Suppose you have images that contain text. The images can include road signs, scanned documents that are in an image file format such as JPEG or PNG, or a picture of a white board that was used during a meeting. Perhaps the text is printed, typewritten, or even includes handwriting.

The ability for computer systems to process written and printed text is an area of artificial intelligence (AI) where computer vision intersects with natural language processing. Vision capabilities are needed to "read" the text, and then natural language processing capabilities make sense of it.
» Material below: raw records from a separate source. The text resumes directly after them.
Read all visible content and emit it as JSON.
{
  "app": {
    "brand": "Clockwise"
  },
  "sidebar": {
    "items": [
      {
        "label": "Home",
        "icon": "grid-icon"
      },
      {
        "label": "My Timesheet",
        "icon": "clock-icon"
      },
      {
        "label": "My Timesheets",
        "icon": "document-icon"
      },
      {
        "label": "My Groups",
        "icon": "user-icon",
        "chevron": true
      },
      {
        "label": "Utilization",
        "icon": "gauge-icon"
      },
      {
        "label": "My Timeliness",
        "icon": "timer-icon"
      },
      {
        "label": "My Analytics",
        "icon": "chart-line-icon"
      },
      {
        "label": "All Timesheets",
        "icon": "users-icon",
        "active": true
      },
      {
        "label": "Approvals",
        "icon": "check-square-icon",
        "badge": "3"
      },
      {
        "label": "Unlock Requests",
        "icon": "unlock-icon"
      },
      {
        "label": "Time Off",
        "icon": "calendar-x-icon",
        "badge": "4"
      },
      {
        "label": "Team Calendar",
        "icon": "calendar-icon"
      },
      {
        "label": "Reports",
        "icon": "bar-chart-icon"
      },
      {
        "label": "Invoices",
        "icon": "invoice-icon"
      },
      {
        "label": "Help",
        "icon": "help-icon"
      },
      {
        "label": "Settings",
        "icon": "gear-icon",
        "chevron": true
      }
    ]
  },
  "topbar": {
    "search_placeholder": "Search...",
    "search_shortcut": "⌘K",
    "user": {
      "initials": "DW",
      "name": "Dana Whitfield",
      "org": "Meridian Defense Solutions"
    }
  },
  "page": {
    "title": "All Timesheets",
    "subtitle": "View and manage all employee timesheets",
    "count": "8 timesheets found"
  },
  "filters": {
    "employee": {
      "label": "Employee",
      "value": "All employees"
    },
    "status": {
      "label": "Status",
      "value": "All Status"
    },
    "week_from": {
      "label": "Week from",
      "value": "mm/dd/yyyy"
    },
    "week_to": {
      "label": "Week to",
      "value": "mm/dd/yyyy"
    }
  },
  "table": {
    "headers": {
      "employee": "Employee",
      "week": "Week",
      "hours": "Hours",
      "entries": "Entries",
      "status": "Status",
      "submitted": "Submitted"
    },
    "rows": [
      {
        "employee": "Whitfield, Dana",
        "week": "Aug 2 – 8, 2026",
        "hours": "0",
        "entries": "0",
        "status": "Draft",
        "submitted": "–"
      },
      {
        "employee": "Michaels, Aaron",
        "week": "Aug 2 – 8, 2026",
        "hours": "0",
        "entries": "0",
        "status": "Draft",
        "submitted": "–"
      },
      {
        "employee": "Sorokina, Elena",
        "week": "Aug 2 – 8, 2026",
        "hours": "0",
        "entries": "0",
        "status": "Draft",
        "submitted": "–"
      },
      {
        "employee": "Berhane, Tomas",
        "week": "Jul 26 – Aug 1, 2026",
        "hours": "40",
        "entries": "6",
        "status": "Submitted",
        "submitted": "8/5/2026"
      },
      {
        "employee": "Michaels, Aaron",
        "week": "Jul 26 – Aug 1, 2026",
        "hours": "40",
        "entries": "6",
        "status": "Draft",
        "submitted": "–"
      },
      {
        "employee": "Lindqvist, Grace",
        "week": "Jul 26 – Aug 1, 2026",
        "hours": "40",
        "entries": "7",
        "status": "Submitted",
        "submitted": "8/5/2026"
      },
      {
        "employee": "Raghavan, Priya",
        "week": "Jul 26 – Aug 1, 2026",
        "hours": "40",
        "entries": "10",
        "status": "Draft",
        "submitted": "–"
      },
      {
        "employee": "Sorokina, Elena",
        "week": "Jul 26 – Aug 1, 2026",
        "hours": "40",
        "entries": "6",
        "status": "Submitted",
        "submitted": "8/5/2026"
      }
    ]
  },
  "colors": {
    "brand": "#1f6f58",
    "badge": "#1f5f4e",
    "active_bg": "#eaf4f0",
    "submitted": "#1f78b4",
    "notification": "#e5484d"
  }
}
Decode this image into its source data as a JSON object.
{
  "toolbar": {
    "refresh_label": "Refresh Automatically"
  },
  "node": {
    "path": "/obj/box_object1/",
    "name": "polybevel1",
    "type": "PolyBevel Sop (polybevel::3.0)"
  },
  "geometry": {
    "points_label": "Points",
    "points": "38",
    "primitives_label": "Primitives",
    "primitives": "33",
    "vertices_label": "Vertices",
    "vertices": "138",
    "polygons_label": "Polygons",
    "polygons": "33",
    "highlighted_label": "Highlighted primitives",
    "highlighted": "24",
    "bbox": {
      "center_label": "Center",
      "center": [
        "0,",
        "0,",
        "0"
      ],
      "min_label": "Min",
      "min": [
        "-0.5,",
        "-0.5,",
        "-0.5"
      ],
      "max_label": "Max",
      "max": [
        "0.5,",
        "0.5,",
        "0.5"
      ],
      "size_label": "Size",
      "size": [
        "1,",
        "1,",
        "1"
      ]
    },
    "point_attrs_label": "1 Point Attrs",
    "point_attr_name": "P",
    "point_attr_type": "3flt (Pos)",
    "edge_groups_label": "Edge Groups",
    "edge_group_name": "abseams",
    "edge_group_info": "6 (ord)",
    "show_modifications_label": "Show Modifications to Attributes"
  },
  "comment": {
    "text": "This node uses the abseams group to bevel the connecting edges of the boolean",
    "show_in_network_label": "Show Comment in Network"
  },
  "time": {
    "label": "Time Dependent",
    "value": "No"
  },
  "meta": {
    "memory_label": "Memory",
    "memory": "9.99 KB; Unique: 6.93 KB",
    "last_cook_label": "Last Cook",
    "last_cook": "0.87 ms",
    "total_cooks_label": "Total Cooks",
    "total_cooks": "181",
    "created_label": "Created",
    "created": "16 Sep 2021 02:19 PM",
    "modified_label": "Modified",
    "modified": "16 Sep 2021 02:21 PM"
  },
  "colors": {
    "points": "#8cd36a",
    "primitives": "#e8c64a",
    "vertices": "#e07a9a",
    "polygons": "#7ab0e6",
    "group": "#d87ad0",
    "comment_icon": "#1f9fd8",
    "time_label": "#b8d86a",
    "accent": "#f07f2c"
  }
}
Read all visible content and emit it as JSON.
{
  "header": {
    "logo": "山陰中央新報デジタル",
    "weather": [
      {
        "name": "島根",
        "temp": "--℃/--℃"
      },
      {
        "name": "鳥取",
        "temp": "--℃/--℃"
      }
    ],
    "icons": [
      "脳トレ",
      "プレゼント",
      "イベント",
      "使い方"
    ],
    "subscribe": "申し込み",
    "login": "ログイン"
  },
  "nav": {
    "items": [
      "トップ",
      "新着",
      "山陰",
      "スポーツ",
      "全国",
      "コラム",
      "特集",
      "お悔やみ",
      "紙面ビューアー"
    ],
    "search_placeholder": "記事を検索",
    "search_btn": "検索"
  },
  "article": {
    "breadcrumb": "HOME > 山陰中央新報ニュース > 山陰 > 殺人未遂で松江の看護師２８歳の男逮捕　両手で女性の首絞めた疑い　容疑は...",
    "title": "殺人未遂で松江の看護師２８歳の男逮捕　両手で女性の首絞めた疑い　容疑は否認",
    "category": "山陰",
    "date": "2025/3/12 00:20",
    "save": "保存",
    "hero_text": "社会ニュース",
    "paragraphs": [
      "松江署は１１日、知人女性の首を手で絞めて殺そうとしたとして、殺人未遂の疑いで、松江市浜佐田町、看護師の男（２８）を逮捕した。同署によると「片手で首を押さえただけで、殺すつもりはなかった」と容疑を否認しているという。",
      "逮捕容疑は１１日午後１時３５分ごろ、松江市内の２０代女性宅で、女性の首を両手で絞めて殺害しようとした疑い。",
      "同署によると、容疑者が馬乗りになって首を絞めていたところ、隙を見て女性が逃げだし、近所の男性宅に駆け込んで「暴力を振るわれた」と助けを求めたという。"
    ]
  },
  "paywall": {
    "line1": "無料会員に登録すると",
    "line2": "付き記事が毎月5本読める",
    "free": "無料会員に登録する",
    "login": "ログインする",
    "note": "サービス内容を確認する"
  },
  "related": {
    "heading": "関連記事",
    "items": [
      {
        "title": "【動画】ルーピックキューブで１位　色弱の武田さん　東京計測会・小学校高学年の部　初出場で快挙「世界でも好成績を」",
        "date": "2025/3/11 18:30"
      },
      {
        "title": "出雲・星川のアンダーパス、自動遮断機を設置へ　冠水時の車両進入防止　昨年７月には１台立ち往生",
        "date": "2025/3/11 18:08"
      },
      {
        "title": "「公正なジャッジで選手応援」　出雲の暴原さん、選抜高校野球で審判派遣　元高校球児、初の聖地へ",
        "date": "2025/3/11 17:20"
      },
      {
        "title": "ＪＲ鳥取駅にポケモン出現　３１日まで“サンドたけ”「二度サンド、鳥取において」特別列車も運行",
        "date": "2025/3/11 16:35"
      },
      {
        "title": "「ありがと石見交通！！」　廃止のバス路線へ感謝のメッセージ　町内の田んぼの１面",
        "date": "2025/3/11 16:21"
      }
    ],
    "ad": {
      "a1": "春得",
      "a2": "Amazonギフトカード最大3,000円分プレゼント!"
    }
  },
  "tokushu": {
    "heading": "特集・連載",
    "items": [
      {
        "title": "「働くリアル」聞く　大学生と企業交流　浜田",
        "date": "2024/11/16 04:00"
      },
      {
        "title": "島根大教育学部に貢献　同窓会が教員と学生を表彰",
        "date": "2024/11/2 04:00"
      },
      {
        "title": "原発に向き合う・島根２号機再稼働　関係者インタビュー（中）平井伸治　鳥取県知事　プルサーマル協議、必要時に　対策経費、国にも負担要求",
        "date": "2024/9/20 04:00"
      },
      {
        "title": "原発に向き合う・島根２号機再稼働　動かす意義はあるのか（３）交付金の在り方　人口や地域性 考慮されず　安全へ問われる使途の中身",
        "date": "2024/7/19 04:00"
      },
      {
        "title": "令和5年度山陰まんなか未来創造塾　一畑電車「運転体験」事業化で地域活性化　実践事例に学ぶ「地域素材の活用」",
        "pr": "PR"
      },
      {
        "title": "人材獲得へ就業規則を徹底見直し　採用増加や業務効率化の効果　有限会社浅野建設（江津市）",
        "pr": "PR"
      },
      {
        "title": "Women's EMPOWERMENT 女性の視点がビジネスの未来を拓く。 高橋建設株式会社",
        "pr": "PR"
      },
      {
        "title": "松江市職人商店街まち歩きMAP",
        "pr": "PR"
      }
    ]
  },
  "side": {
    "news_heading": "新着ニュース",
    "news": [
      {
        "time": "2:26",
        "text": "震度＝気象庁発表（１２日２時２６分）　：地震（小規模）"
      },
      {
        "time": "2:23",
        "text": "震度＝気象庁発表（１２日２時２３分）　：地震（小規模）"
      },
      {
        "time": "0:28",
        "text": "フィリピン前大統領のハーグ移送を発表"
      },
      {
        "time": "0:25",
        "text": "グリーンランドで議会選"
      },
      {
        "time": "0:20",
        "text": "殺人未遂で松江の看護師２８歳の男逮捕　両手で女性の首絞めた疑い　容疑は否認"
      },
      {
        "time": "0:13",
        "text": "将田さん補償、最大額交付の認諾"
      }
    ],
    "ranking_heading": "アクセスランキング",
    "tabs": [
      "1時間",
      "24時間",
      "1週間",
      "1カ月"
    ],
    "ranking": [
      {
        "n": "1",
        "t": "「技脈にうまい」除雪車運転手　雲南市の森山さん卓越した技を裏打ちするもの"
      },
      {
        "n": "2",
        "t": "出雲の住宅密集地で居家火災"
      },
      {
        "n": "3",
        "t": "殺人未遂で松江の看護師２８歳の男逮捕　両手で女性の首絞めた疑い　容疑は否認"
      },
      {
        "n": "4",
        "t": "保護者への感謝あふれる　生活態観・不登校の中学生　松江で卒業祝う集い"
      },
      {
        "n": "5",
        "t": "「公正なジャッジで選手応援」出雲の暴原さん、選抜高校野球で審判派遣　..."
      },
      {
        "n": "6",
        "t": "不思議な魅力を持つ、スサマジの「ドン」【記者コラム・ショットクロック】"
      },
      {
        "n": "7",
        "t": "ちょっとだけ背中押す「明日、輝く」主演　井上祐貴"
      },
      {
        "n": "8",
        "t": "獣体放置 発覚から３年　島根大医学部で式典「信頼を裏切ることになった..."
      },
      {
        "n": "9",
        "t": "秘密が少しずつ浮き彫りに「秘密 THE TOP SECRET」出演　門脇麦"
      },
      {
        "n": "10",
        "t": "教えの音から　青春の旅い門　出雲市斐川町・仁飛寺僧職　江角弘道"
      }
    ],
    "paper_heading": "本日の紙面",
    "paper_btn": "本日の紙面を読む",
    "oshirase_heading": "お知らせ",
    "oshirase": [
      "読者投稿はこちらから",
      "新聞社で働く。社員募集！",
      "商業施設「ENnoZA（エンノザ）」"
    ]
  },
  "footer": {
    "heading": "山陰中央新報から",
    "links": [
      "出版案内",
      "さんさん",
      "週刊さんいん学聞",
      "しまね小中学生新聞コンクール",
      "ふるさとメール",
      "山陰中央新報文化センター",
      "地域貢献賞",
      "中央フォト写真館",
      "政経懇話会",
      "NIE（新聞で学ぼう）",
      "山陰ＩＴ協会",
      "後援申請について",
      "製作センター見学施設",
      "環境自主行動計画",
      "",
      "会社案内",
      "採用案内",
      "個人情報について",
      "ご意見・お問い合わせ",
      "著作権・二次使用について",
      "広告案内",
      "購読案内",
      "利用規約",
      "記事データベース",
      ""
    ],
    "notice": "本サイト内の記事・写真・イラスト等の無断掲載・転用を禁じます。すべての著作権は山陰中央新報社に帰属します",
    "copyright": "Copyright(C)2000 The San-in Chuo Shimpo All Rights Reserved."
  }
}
The foundation of processing text in images is optical character recognition (OCR), in which a model can be trained to recognize individual shapes as letters, numerals, punctuation, or other elements of text. Much of the early work on implementing this kind of capability was performed by postal services to support automatic sorting of mail based on postal codes. Since then, the state-of-the-art for reading text has moved on, and it's now possible to build models that can detect printed or handwritten text in an image and read it line-by-line and word-by-word.

In this module, we'll focus on the use of OCR technologies to detect text in images and convert it into a text-based data format, which can then be stored, printed, or used as the input for further processing or analysis.

Uses of OCR

The ability to recognize printed and handwritten text in images, is beneficial in scenarios such as note taking, digitizing medical records or historical documents, scanning checks for bank deposits, and more.